Apuntaba un pensador español que “en un contexto familiar dubitativo sólo puede crecer la inseguridad personal, la lamentable experiencia del abandono. El hijo no puede confiarse en sus padres si a la vez no se fía de ellos. Los hijos son más felices, cuantos más seguros se sienten de ellos mismos, lo que exige formarlos en la confianza de su propio valer: ser respetados y confirmados en la verdad de su ser por aquellos que son su origen. Los hijos son felices si no se clausuran en el hermetismo que produce la desconfianza”.

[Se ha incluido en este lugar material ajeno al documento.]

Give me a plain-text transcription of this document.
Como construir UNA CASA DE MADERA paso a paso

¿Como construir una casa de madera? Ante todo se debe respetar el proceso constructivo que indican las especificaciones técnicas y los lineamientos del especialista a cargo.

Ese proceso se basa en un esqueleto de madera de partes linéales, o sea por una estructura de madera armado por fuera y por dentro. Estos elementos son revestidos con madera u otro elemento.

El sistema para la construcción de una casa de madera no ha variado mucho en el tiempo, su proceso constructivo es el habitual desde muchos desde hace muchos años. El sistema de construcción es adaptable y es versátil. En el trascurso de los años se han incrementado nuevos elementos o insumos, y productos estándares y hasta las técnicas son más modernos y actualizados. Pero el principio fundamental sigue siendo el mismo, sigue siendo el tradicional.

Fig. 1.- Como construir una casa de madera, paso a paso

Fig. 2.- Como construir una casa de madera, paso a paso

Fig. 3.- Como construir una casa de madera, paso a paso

No siempre se vale…, hay que esforzarse
En otras palabras: la familia no es cosa de los padres exclusivamente. Como tampoco lo es sólo de los hijos. Muchos psicólogos y pedagogos han coincidido al afirmar que muchos padres no están dispuestos a poner los medios imprescindibles para llegar a ser buenos padres formarlos en la confianza de su propio -valer cosa nada sencilla-, y, sin embargo, pretenden educar a sus hijos, lo que significa hacer bien de padres. De ahí que tales estudiosos afirmen que “el problema más extendido en la educación actual es que a muchos padres les gustaría hacer bien de padres… sin esforzarse seriamente por ser buenos padres”. La educación de la prole, por consiguiente, no se reduce a la mera instrucción. ¿Basta la inculcación de conocimientos? No. Educar es también educar en afectos, por ejemplo, y en valores humanos y sobrenaturales. Al final, lo más importante en cualquier educación es el amor, y no tanto el conjunto de reglas pedagógicas que nos hayan querido imponer. Querer a la otra persona desde el fondo de uno mismo es fuente de equilibrio y facilita el crecimiento personal en el resto de virtudes.
Escuchar siempre
La Iglesia nos explica continuamente cómo hombre y mujer, unidos en matrimonio, conforman, por sí mismos, una familia. Día a día, deben aprender a comunicarse entre sí. Las virtudes de la asertividad, de la empatía y de la prudencia determinan qué es lo bueno y conveniente en cada momento, así como los medios para lograrlo facilitan y enriquecen su interacción. Escuchar siempre. Hay un sinfín de excusas, que uno puede poner durante el almuerzo o la sobremesa familiar, para no sentarse a conversar, pero al final todo es cuestión de prioridades. Contarle al hijo historias de sus abuelos puede dar pereza, lo mismo que referir al esposo, todas las noches, las incidencias que ha habido esa jornada en el trabajo. Pero dichos esfuerzos estrechan los lazos - unos días más, otros días menos- y ensanchan la intimidad y la confianza. El lenguaje se erige en verdadero lenguaje cuando hay diálogo, interacción, entrega y recepción personal.